McNamee told this news organization that the changes Facebook is making now don’t go far enough, and that “nobody can make them” enact change that would truly address the myriad problems with the platform, including possible manipulation of Facebook’s massive number of users.

“There are 2.2 billion people on Facebook each with their own ‘Truman Show,’ ” McNamee said. “Everybody has their own set of facts.”

In addition, he takes issue with the attitudes of Facebook’s top executives.

Facebook is “almost the same size as Christianity,” McNamee said. “When you are presiding over the largest interconnected organization in the world, that gets to your head after a while.”

Zuckerberg for Pope?

The nauseating White House Press corps

I’ve always been revolted by the annual dinner of the White House Press Corps, but never more than this year — after the pompous umbrage the hacks have taken to the scathing monologue delivered at the dinner by comedienne Michelle Wolf.

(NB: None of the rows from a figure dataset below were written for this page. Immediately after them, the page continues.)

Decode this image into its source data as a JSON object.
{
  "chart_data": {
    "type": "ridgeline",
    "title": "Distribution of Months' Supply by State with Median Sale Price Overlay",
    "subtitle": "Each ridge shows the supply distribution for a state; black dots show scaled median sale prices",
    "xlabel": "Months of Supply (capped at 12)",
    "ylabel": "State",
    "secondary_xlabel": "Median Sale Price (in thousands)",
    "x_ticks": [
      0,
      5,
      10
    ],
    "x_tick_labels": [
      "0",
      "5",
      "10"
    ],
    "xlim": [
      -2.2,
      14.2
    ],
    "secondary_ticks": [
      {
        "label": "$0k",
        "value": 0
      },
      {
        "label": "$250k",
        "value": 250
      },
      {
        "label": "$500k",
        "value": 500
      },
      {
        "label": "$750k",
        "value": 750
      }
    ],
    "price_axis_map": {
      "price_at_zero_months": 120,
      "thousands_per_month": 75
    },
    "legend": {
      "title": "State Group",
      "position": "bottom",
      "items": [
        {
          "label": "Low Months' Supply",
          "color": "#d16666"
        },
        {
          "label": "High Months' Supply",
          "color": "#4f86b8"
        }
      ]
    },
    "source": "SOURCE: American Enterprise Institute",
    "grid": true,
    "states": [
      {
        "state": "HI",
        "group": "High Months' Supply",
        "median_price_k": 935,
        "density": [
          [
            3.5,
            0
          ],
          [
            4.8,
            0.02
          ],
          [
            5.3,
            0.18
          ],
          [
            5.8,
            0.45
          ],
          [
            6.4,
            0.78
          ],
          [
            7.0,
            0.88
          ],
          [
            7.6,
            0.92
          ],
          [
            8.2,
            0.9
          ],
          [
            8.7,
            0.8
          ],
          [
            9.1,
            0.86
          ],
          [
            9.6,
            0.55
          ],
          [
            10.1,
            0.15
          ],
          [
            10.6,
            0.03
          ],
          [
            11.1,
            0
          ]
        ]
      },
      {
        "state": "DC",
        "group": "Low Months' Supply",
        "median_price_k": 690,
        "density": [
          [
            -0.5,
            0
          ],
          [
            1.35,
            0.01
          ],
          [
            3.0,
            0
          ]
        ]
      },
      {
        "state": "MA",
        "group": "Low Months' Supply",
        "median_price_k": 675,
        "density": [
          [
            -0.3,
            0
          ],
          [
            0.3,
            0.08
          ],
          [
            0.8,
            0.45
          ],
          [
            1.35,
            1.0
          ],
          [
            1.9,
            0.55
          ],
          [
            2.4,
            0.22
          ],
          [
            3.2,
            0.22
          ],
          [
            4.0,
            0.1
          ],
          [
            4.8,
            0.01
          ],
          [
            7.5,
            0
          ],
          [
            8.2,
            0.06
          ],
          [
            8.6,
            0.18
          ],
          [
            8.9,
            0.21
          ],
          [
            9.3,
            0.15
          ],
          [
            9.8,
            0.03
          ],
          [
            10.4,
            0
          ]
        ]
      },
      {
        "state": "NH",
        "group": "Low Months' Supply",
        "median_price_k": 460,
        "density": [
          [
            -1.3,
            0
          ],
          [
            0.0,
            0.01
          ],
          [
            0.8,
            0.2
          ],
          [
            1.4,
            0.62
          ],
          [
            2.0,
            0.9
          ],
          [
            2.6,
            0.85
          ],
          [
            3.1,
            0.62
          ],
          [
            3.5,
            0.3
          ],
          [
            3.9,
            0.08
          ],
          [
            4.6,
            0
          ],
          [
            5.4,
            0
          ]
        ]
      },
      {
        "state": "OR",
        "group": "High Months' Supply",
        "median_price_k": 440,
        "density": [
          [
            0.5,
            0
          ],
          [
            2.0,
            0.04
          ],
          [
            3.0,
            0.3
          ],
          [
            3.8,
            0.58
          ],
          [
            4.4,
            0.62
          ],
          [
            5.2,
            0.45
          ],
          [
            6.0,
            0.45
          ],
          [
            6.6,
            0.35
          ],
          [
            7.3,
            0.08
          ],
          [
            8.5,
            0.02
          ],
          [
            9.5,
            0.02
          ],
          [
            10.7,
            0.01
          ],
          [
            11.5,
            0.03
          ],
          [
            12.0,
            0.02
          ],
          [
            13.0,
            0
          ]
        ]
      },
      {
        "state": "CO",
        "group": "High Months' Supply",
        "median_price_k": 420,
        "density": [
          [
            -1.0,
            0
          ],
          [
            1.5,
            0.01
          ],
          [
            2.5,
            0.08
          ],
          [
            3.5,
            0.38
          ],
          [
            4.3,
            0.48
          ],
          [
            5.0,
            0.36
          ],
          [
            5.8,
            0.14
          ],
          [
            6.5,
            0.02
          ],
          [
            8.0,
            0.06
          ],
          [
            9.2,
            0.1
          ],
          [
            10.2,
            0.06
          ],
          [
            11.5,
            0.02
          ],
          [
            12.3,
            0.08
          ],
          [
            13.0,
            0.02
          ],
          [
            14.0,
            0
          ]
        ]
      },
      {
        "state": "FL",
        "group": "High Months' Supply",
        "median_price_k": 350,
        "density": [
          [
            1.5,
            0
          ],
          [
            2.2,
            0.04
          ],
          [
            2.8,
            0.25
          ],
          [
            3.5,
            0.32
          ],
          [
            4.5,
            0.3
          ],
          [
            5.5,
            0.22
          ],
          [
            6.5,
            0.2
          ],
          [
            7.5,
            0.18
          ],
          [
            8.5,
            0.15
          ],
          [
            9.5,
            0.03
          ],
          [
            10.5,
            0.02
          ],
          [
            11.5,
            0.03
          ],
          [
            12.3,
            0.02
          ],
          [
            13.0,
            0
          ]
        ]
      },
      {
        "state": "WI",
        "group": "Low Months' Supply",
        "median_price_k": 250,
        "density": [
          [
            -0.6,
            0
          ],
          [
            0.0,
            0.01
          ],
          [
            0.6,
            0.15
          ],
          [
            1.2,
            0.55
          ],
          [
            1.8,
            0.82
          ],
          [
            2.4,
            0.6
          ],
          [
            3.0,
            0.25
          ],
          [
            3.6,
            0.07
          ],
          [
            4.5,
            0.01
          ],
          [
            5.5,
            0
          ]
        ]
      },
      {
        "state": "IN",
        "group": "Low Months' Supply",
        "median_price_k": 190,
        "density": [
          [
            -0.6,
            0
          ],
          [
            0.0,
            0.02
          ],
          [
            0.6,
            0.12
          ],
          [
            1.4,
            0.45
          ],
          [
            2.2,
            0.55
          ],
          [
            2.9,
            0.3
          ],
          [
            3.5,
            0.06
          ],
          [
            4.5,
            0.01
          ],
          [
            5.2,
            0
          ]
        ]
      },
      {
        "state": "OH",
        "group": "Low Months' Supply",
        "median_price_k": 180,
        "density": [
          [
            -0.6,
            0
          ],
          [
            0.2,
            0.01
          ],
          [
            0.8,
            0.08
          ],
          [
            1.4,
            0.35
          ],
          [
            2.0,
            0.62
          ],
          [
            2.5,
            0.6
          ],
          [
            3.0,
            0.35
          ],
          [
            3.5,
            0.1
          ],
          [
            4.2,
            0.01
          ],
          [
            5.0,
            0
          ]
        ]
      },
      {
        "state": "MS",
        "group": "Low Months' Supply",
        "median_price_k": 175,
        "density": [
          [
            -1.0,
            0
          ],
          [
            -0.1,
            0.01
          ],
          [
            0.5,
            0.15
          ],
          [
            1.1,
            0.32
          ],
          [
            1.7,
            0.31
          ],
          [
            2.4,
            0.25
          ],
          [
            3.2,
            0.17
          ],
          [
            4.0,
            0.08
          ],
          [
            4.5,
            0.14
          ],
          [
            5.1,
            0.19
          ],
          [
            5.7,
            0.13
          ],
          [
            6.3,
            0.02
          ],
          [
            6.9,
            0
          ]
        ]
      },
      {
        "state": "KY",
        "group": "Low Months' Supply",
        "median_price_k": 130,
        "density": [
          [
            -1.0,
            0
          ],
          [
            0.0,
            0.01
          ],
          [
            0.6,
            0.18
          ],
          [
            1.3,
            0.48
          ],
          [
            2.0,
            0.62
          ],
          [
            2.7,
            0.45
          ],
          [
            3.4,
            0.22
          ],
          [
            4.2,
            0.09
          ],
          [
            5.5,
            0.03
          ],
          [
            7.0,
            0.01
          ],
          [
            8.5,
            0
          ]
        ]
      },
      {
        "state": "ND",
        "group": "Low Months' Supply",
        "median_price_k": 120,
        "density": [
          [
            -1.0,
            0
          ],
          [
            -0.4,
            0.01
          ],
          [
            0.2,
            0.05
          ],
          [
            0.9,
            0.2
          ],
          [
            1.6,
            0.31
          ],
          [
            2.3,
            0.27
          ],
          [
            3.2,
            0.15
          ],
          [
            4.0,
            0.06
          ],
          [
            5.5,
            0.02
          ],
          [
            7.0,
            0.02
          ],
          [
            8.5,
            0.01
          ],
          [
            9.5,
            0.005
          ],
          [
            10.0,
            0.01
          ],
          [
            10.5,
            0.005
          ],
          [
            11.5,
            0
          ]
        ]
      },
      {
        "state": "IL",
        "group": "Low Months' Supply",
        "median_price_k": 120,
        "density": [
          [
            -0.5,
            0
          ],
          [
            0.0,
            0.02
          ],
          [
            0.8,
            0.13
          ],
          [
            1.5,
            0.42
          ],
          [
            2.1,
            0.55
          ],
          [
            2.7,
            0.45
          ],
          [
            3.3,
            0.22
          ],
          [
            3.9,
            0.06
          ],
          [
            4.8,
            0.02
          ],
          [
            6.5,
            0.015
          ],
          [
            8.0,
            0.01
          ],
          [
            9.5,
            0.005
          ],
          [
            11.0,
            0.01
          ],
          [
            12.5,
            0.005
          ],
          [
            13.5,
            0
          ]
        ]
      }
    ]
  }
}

The Economist‘s US correspondent is no admirer of the event, either, and has written an equally scathing commentary on it. Extract:

Calls for press-corps civility are in fact calls for servility, and should be received with contempt. Some might argue that insults do not deserve the same protection as investigative journalism, but that is a distinction without a difference. Anyone who wants to outlaw or apologise for the former will end up too timid to do the latter.

In open societies, self-censorship—in the name of civility, careerism or access preservation—is a much greater threat to the media than outright repression. The only person owed an apology here is Ms Wolf, for being scolded by the very people who invited her to speak, and who purport to defend a “vigorous and free press.”

Right on! But there’s a serious point here. Trump and his acolytes treat serious journalism with contempt. (See Jay Rosen’s splendid NYRB essay). Given that, why should they be entitled to civility or respect?